Hukukçu Figen Çalıkuşu da Erdoğan’a yapılan başvuruda son kararın YSK tarafından verilmesini ve karar verme yetkisinin Anayasa Mahkemesi’nde olmamasını eleştirerek, “Maalesef Anayasa’daki karara göre, YSK’nın verdiği kararlar yargı kararı olmadığı için Anayasa Mahkemesi’ne götürülemez. Kişilik haklarına müdahale teşkil etmez. YSK kararları ise yargı denetimine kapalı. Ancak tabii ki burada bir anayasaya aykırılık durumu olduğu ve Anayasa Mahkemesi’nin kendisini korumakla yükümlü olduğu için bunun bir noktada Anayasa’ya açık bir tehdit olduğu söylenebilir. Anayasa Mahkemesi’ni yok saymak suçtur. Bu noktada bir değerlendirme yapılabilir. Vatandaşlar Anayasa Mahkemesi’ne başvurabiliyor ama bu sorun burada bitmiyor. Tarih buna şahittir ve hepimiz buna şahit oluyoruz. Hukuk ölmediği ve yaşadığı müddetçe bu gerçek her zaman karşımıza çıkacaktır. Orada imza atan herkesin karşısına çıkacak. Türkiye 14 Mayıs’ta tarihi bir seçime girecek. Anayasa’yı bu şekilde yorumlamaya çalışan 10 Yüksek Seçim Kurulu üyesine sandıklar teslim edilecek.

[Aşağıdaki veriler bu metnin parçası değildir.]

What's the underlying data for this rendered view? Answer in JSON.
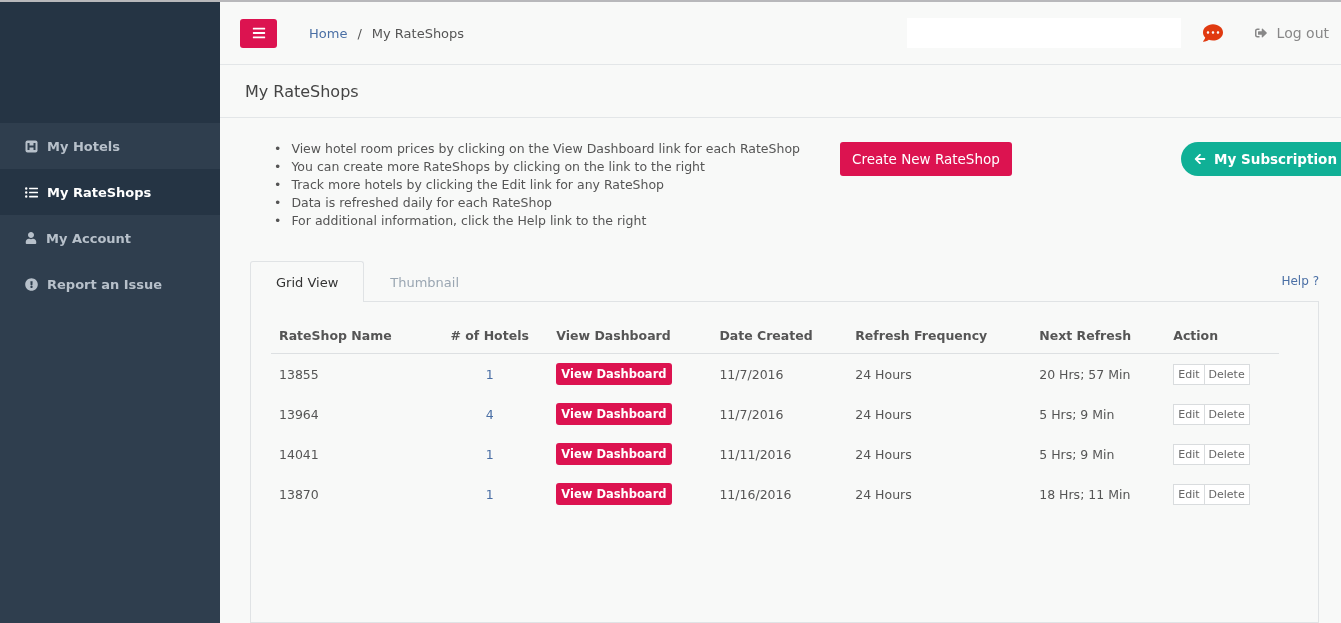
{
  "sidebar": {
    "items": [
      {
        "label": "My Hotels",
        "selected": false
      },
      {
        "label": "My RateShops",
        "selected": true
      },
      {
        "label": "My Account",
        "selected": false
      },
      {
        "label": "Report an Issue",
        "selected": false
      }
    ]
  },
  "header": {
    "breadcrumb": [
      "Home",
      "My RateShops"
    ],
    "separator": "/",
    "logout": "Log out"
  },
  "page_title": "My RateShops",
  "tips": [
    {
      "marker": "•",
      "text": "View hotel room prices by clicking on the View Dashboard link for each RateShop"
    },
    {
      "marker": "•",
      "text": "You can create more RateShops by clicking on the link to the right"
    },
    {
      "marker": "•",
      "text": "Track more hotels by clicking the Edit link for any RateShop"
    },
    {
      "marker": "•",
      "text": "Data is refreshed daily for each RateShop"
    },
    {
      "marker": "•",
      "text": "For additional information, click the Help link to the right"
    }
  ],
  "create_button": "Create New RateShop",
  "subscription_button": "My Subscription",
  "tabs": [
    {
      "label": "Grid View",
      "selected": true
    },
    {
      "label": "Thumbnail",
      "selected": false
    }
  ],
  "help_link": "Help ?",
  "table": {
    "columns": [
      "RateShop Name",
      "# of Hotels",
      "View Dashboard",
      "Date Created",
      "Refresh Frequency",
      "Next Refresh",
      "Action"
    ],
    "rows": [
      {
        "name": "13855",
        "hotels": "1",
        "dashboard": "View Dashboard",
        "created": "11/7/2016",
        "frequency": "24 Hours",
        "next": "20 Hrs; 57 Min",
        "actions": [
          "Edit",
          "Delete"
        ]
      },
      {
        "name": "13964",
        "hotels": "4",
        "dashboard": "View Dashboard",
        "created": "11/7/2016",
        "frequency": "24 Hours",
        "next": "5 Hrs; 9 Min",
        "actions": [
          "Edit",
          "Delete"
        ]
      },
      {
        "name": "14041",
        "hotels": "1",
        "dashboard": "View Dashboard",
        "created": "11/11/2016",
        "frequency": "24 Hours",
        "next": "5 Hrs; 9 Min",
        "actions": [
          "Edit",
          "Delete"
        ]
      },
      {
        "name": "13870",
        "hotels": "1",
        "dashboard": "View Dashboard",
        "created": "11/16/2016",
        "frequency": "24 Hours",
        "next": "18 Hrs; 11 Min",
        "actions": [
          "Edit",
          "Delete"
        ]
      }
    ]
  }
}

Bu ülkenin her bireyi, bu üyelerden tarihsel sorumluluklarını unutmadan hareket etmelerini beklemektedir.
Muhalefetin ‘diploma itirazlarına’ YSK’nın ‘Noter tasdikli belge önümde olduğu için sorgulayamam’ yanıtını verdiğini belirten Çalıkuşu, ‘İtirazlar o noter tasdikli belgenin tüm çelişkilerini ortaya koyduğu için ülkedeki bu seçim güvenliğinin tek sorumlusu. Üst kurul olan YSK üyeleri o belgenin aslını istemek zorunda kaldı, onu da yapmadılar. En azından 14 Mayıs’ta bir kanuni aykırılığa daha imza atmazlar diye umuyorum” dedi.